The defense budget challenges, he said, come at a time when investment in defense modernization must be America’s key security priority to prevent a great power war with China.
“We’ve got to do a quick reality check on the national budget and what is likely to happen in the not-too-distant future,” Milley said at a Brookings Institution discussion with security scholar Michael O’Hanlon Wednesday.
“There’s a reasonable prospect that they could actually decline significantly,” Milley added after saying that, at the very least, budgets are expected to be flat instead of the 3% to 5% annual increases that would be required to maintain current defense needs.
Milley said the nation’s high unemployment, battered economy, and the continued fight against the coronavirus pandemic were factors that influenced his stark assessment just seven weeks before Biden takes office.
“The most important priority that you need to do is to take care of the COVID piece, get that behind us, and breathe new life into the economy,” he said. “Once you do that, then you can put additional monies into military.”
The Heritage Foundation was surprised that the military leader would delve into politics and guess at future budgetary decisions rather than stick to military analysis and the nation’s national security needs.
“I kind of thought that was unfortunate,” retired Lt. Gen. Tom Spoehr, director of the Heritage’s Center for National Defense, told the Washington Examiner.

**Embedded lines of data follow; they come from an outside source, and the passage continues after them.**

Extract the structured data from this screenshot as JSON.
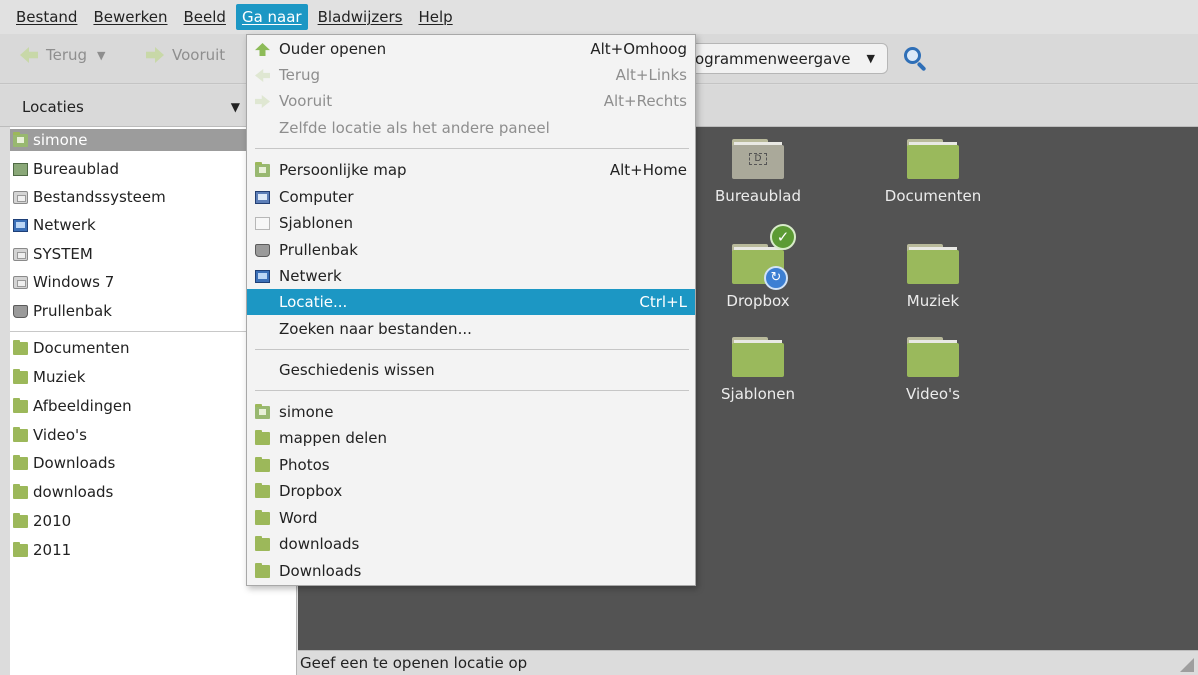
{
  "menubar": {
    "items": [
      "Bestand",
      "Bewerken",
      "Beeld",
      "Ga naar",
      "Bladwijzers",
      "Help"
    ]
  },
  "toolbar": {
    "back_label": "Terug",
    "forward_label": "Vooruit",
    "view_mode": "ogrammenweergave"
  },
  "locbar": {
    "places_label": "Locaties"
  },
  "sidebar": {
    "items": [
      {
        "label": "simone",
        "icon": "home-folder-icon"
      },
      {
        "label": "Bureaublad",
        "icon": "desktop-icon"
      },
      {
        "label": "Bestandssysteem",
        "icon": "drive-icon"
      },
      {
        "label": "Netwerk",
        "icon": "network-icon"
      },
      {
        "label": "SYSTEM",
        "icon": "drive-icon"
      },
      {
        "label": "Windows 7",
        "icon": "drive-icon"
      },
      {
        "label": "Prullenbak",
        "icon": "trash-icon"
      },
      {
        "label": "Documenten",
        "icon": "folder-icon"
      },
      {
        "label": "Muziek",
        "icon": "folder-icon"
      },
      {
        "label": "Afbeeldingen",
        "icon": "folder-icon"
      },
      {
        "label": "Video's",
        "icon": "folder-icon"
      },
      {
        "label": "Downloads",
        "icon": "folder-icon"
      },
      {
        "label": "downloads",
        "icon": "folder-icon"
      },
      {
        "label": "2010",
        "icon": "folder-icon"
      },
      {
        "label": "2011",
        "icon": "folder-icon"
      }
    ]
  },
  "main": {
    "files": [
      {
        "name": "Bureaublad"
      },
      {
        "name": "Documenten"
      },
      {
        "name": "Dropbox"
      },
      {
        "name": "Muziek"
      },
      {
        "name": "Sjablonen"
      },
      {
        "name": "Video's"
      }
    ]
  },
  "go_menu": {
    "items": [
      {
        "label": "Ouder openen",
        "accel": "Alt+Omhoog"
      },
      {
        "label": "Terug",
        "accel": "Alt+Links"
      },
      {
        "label": "Vooruit",
        "accel": "Alt+Rechts"
      },
      {
        "label": "Zelfde locatie als het andere paneel",
        "accel": ""
      },
      {
        "label": "Persoonlijke map",
        "accel": "Alt+Home"
      },
      {
        "label": "Computer",
        "accel": ""
      },
      {
        "label": "Sjablonen",
        "accel": ""
      },
      {
        "label": "Prullenbak",
        "accel": ""
      },
      {
        "label": "Netwerk",
        "accel": ""
      },
      {
        "label": "Locatie...",
        "accel": "Ctrl+L"
      },
      {
        "label": "Zoeken naar bestanden...",
        "accel": ""
      },
      {
        "label": "Geschiedenis wissen",
        "accel": ""
      },
      {
        "label": "simone",
        "accel": ""
      },
      {
        "label": "mappen delen",
        "accel": ""
      },
      {
        "label": "Photos",
        "accel": ""
      },
      {
        "label": "Dropbox",
        "accel": ""
      },
      {
        "label": "Word",
        "accel": ""
      },
      {
        "label": "downloads",
        "accel": ""
      },
      {
        "label": "Downloads",
        "accel": ""
      }
    ]
  },
  "statusbar": {
    "text": "Geef een te openen locatie op"
  },
  "colors": {
    "accent": "#1c97c4",
    "main_bg": "#535353",
    "folder": "#9ab95c"
  }
}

“He’s making political predictions, and he is the expert on military things,” he added. “So, I’d love for him to talk about what the need is for the defense strategy, for the armed forces, and then let the politicians, if you will, argue about what’s actually within the realm of doable.”
Milley repeated the gloomy predictions in a virtual discussion with the U.S. Naval Institute’s 2020 Defense Forum Thursday while also making the case for urgency to keep pace with great power competitor China.
“We are going to have to ruthlessly prioritize what it is we’re putting money against,” he said.
“I am biased towards future modernization,” he said. “The greater challenge for the United States, the longer term, almost existential challenge is going to be China. It just is.”
The Defense Department is currently spending tens of billions of dollars in modernization efforts, including hypersonics, artificial intelligence, and robotics. But so is China.
Milley took pains to stress that following China’s rapid modernization under Deng Xiaoping in the late ’70s and a fast-growing economy, the communist country was positioned to strengthen its military.
Echoing an argument often made by former Defense Secretary Mark Esper, Milley laid out the case that preventing war with China requires investing in the capabilities to deter China.
“They would like to at least not only match us but exceed us, to dominate us, to be able to beat us in armed conflict by mid-century,” Milley said.
Spoehr said the pending National Defense Authorization Act includes an amendment by Utah Sen. Mitt Romney calling on the Pentagon to create a comparative report of defense spending between the U.S. and peer rivals China and Russia.
That authorization bill passed out of committee Wednesday and is expected to receive a floor vote this week despite veto threats from President Trump, who wants language about renaming Confederate bases stripped out and new, unrelated language added that would remove protections that allow social media companies to censor content.
Still, Spoehr was dismayed that the principal military adviser to the president and the secretary of defense appeared to declare Pentagon budget cuts a foregone conclusion.
“It almost seems like we’re declaring defeat before we’ve even had the battle,” he said.